Note how in attempt #6 the conversion involves three upcasts:

  • MemoryStream -> Stream (explicit through casting)
  • List<Stream> -> ICollection<Stream> (explicit through casting)
  • List<ICollection<Stream>> -> ICollection<ICollection<Stream>> (implicit)

What we could use here is a static upcast operator, a function that only does upcasts and no other kind of potentially unsafe casts, that doesn't let us screw things up no matter what types we feed it. It should catch any invalid upcast at compile-time.
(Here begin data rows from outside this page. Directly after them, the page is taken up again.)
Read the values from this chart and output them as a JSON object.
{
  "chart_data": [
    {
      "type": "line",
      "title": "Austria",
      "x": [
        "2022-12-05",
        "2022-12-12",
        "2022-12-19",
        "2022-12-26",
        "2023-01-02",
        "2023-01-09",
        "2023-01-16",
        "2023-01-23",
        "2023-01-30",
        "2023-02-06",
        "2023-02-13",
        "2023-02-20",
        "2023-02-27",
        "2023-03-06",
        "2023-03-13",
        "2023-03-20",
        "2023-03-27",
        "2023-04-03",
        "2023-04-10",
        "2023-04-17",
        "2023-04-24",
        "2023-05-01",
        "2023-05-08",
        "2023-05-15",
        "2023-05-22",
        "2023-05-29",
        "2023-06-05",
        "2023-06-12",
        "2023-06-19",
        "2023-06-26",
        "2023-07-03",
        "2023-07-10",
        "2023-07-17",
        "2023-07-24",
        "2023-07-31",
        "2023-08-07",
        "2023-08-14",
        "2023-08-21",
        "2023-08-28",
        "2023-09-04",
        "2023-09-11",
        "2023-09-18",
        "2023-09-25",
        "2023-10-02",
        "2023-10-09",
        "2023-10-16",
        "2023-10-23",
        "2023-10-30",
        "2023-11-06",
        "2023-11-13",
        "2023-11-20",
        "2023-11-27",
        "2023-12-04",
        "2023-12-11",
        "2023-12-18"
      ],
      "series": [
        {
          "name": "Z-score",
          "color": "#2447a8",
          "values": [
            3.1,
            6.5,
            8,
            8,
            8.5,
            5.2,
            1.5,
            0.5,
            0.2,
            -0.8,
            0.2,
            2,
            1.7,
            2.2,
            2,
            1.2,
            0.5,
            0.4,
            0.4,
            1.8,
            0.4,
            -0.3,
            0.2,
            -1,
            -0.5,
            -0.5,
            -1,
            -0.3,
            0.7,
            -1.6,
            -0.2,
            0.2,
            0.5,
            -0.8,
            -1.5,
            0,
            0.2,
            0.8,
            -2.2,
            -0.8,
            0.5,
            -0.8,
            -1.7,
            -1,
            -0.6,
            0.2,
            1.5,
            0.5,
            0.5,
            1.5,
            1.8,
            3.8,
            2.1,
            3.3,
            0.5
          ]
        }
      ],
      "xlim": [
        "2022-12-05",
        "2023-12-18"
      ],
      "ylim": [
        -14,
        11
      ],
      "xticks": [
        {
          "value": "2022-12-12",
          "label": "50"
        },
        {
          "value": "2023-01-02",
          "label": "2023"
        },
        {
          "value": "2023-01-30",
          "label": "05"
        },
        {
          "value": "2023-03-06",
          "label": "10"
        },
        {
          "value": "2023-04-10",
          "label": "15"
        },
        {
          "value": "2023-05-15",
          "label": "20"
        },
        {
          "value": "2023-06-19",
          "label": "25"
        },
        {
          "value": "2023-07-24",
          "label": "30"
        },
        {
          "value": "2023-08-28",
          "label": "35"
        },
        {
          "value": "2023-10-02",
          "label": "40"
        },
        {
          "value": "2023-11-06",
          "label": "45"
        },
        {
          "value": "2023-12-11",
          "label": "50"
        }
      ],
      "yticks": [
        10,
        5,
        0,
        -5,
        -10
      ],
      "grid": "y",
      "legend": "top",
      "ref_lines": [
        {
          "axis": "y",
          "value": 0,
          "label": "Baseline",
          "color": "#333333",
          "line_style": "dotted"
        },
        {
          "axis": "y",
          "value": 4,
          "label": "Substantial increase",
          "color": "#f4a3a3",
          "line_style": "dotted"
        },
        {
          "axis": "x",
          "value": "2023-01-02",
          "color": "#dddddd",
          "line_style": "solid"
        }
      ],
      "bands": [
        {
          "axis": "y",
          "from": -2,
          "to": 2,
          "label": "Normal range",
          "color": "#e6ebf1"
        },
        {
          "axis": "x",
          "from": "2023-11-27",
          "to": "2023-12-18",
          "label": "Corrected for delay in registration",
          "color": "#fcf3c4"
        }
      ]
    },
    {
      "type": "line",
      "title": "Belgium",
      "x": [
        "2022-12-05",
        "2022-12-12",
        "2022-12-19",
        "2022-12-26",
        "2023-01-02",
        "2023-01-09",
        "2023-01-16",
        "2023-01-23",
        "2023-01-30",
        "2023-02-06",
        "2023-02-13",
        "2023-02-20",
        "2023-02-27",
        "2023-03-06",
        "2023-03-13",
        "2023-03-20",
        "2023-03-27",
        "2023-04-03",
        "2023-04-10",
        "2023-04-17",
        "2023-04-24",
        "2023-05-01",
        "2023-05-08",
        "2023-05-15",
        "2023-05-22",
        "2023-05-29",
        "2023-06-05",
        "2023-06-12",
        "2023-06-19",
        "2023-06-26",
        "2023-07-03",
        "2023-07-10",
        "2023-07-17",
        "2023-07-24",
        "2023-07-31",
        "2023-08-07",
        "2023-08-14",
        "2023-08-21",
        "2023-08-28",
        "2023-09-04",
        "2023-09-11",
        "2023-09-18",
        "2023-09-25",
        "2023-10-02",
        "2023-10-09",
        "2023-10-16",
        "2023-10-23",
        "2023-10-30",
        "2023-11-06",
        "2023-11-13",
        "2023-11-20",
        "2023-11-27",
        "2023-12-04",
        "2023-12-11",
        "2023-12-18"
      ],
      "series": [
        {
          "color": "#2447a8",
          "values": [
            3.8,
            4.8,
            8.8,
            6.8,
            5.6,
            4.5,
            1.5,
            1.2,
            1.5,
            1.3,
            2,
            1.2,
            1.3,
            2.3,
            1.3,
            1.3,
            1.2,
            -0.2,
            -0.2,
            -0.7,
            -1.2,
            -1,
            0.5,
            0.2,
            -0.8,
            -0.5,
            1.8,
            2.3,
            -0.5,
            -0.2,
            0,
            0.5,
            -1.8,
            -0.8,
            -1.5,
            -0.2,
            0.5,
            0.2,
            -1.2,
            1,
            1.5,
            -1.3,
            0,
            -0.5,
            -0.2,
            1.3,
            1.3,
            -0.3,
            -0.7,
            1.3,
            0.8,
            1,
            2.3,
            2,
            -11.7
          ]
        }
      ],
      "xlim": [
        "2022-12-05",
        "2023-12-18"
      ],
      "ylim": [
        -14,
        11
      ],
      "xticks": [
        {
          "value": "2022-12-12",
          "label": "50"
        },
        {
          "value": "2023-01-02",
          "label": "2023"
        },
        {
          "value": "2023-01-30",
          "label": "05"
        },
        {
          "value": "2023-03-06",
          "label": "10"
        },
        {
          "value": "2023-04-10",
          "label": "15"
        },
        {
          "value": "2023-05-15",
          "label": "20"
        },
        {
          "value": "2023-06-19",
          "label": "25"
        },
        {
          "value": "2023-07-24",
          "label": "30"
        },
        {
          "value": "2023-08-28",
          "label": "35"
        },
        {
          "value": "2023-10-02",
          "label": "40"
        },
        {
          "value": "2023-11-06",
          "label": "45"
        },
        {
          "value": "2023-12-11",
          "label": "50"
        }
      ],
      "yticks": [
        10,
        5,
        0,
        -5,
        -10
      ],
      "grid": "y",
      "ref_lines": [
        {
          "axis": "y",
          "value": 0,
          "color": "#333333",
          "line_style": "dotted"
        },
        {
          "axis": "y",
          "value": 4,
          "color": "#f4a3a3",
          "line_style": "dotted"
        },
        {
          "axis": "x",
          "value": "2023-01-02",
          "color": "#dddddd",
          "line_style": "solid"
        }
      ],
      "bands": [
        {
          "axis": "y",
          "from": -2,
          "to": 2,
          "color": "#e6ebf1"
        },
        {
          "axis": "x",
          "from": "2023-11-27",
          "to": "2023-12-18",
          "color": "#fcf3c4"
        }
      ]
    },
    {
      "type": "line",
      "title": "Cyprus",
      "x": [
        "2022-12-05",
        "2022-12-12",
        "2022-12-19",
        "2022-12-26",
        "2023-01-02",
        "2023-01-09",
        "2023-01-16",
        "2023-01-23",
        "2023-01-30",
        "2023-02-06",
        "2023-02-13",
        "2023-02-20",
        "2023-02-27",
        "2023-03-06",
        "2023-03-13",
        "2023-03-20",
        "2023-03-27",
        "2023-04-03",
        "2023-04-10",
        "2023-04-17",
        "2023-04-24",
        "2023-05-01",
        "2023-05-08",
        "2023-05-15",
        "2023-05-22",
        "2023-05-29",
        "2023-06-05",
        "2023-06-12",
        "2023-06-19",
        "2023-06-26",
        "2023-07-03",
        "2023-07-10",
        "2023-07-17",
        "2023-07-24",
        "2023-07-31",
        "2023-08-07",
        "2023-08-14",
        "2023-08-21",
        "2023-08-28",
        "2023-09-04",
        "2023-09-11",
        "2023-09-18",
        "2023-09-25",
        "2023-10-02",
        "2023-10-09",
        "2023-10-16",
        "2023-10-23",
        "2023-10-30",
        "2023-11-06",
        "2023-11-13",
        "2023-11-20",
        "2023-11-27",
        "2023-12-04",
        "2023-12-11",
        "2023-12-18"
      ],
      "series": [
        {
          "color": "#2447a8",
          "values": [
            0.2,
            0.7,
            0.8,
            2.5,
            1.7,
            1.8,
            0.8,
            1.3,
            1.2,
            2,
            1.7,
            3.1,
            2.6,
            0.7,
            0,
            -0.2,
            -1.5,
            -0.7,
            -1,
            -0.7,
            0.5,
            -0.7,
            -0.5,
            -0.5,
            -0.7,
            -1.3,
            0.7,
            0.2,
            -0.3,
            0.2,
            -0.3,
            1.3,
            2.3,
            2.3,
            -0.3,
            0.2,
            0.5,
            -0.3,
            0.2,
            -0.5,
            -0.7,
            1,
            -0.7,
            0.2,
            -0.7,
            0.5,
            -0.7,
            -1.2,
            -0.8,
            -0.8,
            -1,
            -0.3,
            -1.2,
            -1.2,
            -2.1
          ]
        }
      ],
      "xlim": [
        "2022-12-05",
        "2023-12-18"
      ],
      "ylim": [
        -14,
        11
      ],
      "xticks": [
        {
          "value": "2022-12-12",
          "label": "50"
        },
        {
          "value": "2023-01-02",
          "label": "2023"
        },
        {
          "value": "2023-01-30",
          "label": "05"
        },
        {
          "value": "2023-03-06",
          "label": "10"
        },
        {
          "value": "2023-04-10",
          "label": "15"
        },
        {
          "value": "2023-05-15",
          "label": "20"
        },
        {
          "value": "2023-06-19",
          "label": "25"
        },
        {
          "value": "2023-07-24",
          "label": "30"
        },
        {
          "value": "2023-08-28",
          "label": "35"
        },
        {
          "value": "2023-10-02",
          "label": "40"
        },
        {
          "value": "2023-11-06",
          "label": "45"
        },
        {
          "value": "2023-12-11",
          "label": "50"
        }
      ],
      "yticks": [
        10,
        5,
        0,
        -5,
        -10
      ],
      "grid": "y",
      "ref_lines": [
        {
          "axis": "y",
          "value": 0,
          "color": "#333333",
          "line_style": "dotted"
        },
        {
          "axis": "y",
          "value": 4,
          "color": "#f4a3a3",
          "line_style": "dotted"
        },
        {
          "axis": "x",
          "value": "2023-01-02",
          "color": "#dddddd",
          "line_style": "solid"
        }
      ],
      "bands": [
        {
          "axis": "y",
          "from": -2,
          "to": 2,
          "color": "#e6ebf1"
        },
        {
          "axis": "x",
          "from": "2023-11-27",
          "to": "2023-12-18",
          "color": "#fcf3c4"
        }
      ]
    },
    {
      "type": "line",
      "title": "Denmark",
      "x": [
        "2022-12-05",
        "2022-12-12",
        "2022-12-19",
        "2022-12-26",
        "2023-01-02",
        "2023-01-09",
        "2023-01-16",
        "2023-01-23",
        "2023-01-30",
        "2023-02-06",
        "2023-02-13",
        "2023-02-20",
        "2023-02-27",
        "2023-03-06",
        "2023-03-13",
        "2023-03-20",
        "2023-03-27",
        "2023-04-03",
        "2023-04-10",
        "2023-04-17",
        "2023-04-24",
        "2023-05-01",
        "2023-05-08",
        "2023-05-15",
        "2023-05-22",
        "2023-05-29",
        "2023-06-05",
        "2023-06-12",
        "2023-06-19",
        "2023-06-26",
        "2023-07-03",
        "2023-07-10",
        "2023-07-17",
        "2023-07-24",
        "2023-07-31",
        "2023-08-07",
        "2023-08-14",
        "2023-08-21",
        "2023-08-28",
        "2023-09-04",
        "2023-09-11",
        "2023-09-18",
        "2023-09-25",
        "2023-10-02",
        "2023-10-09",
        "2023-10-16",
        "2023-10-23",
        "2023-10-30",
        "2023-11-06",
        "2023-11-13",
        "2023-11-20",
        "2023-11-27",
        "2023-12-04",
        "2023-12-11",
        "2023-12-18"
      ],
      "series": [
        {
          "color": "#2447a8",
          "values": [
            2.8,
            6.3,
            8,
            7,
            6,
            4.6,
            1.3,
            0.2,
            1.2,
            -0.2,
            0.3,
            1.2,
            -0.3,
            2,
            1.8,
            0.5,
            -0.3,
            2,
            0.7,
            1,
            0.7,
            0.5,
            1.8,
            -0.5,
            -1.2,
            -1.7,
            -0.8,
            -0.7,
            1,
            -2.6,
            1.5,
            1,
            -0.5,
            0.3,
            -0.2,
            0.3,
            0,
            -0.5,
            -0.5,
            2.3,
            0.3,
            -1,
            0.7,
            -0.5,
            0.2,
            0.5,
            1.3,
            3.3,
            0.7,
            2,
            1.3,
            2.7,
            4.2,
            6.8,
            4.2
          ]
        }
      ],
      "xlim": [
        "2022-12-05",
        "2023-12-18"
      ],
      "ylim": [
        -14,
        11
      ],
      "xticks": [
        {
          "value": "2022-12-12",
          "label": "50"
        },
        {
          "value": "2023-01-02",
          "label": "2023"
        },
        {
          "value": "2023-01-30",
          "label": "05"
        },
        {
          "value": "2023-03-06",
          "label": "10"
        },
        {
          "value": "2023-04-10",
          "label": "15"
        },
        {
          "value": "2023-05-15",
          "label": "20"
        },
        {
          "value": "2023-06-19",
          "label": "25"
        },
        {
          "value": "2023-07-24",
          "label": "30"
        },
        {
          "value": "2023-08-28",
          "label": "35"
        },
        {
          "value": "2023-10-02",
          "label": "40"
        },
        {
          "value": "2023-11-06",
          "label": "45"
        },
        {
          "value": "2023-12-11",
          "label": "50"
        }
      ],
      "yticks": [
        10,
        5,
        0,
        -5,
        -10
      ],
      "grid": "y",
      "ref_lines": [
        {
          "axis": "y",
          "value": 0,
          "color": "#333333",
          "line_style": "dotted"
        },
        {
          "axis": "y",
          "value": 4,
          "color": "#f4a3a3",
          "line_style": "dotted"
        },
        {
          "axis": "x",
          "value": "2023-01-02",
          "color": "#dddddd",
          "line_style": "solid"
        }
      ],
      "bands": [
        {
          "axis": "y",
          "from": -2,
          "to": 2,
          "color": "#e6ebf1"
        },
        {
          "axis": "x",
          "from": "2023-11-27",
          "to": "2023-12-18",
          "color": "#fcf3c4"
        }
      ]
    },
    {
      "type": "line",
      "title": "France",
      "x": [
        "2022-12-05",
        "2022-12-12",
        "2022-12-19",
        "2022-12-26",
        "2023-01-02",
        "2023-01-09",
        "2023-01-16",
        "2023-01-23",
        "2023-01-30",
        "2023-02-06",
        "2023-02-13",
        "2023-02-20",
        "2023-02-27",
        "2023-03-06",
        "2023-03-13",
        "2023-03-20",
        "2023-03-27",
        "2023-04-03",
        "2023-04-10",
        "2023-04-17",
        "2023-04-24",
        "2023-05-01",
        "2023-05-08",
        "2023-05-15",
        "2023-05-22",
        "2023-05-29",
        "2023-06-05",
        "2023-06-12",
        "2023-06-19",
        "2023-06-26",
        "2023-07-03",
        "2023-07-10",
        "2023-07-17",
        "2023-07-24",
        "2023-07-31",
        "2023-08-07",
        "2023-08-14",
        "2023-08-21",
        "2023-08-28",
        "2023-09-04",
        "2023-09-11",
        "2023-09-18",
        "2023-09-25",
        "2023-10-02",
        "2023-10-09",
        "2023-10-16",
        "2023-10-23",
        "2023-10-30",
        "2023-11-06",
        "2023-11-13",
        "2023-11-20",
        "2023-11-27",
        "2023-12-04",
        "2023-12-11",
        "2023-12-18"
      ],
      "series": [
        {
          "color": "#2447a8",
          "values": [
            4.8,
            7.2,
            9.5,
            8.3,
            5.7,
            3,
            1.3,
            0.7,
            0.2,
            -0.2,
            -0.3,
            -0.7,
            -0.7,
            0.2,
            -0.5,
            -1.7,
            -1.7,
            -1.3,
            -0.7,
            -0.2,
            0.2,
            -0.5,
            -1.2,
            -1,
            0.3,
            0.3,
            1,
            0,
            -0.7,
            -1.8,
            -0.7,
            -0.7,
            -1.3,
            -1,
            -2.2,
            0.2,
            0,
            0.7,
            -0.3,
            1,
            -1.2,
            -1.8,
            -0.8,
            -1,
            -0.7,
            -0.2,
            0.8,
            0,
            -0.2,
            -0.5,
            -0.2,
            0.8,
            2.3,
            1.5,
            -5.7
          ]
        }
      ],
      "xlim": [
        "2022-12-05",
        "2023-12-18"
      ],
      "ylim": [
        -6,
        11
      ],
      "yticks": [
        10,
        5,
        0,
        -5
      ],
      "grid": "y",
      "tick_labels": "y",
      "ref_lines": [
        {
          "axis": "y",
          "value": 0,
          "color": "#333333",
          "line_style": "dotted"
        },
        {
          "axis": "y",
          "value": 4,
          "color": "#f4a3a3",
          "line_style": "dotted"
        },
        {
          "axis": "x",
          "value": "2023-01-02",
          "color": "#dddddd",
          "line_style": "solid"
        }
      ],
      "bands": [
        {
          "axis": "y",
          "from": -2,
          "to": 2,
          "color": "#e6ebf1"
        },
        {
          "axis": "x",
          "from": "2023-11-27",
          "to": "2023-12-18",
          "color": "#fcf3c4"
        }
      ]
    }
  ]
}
But as I said at the beginning of the post, this doesn't exist in C#. It's easily doable though:

static U Upcast<T, U>(this T o) where T : U {
    return o;
}

With this we can write:

ICollection<ICollection<Stream>> Fun() {
    return new List<List<MemoryStream>> { 
        new List<MemoryStream> { 
            new MemoryStream(), 
        } 
    }
    .Select(x => x.Select(y => y.Upcast<MemoryStream, Stream>()).ToList().Upcast<List<Stream>, ICollection<Stream>>()).ToList();
}

You may object that this is awfully verbose. Maybe so, but you can't screw this up no matter what types you change. The verbosity stems from the lack of type inference in C#. You may also want to lift this to operate on IEnumerables to make it a bit shorter, e.g:

static IEnumerable<U> SelectUpcast<T, U>(this IEnumerable<T> o) where T : U {
    return o.Select(x => x.Upcast<T, U>());
}
ICollection<ICollection<Stream>> Fun() {
    return new List<List<MemoryStream>> {
        new List<MemoryStream> {
            new MemoryStream(),
        }
    }
    .Select(x => x.SelectUpcast<Stream, Stream>().ToList().Upcast<List<Stream>, ICollection<Stream>>()).ToList();
}

Alternatively, we could have used explicitly typed variables to avoid casts:

ICollection<ICollection<Stream>> Fun() {
    return new List<List<MemoryStream>> {
        new List<MemoryStream> {
            new MemoryStream(),
        }
    }
    .Select(x => {
        ICollection<Stream> l = x.Select((Stream s) => s).ToList();
        return l;
    }).ToList();
}

I mentioned before that F# has a static upcast operator (actually two, one explicit/coercing and one inferencing operator). Here's what the same Fun() looks like in F#:

let Fun(): ICollection<ICollection<Stream>> = 
    List [ List [ new MemoryStream() ]]
    |> Seq.map (fun x -> List (Seq.map (fun s -> s :> Stream) x) :> ICollection<_>)
    |> Enumerable.ToList
    |> fun x -> upcast x

Now if you excuse me, I have to go replace a bunch of casts... ;-)

References

3 comments:

Joh. said...

I wonder, wouldn't it be possible to write Upcast so that callers arent forced to specify the first type parameter? C# should be able to infer it.

Mauricio Scheffer said...

@Joh : turns out it is possible and it doesn't look that bad: https://gist.github.com/1895927

Matthew Rhoden said...

One of the few blogs I've come across that use the exact techinical terms. I'm officially reading your blogs until I at least get on your level.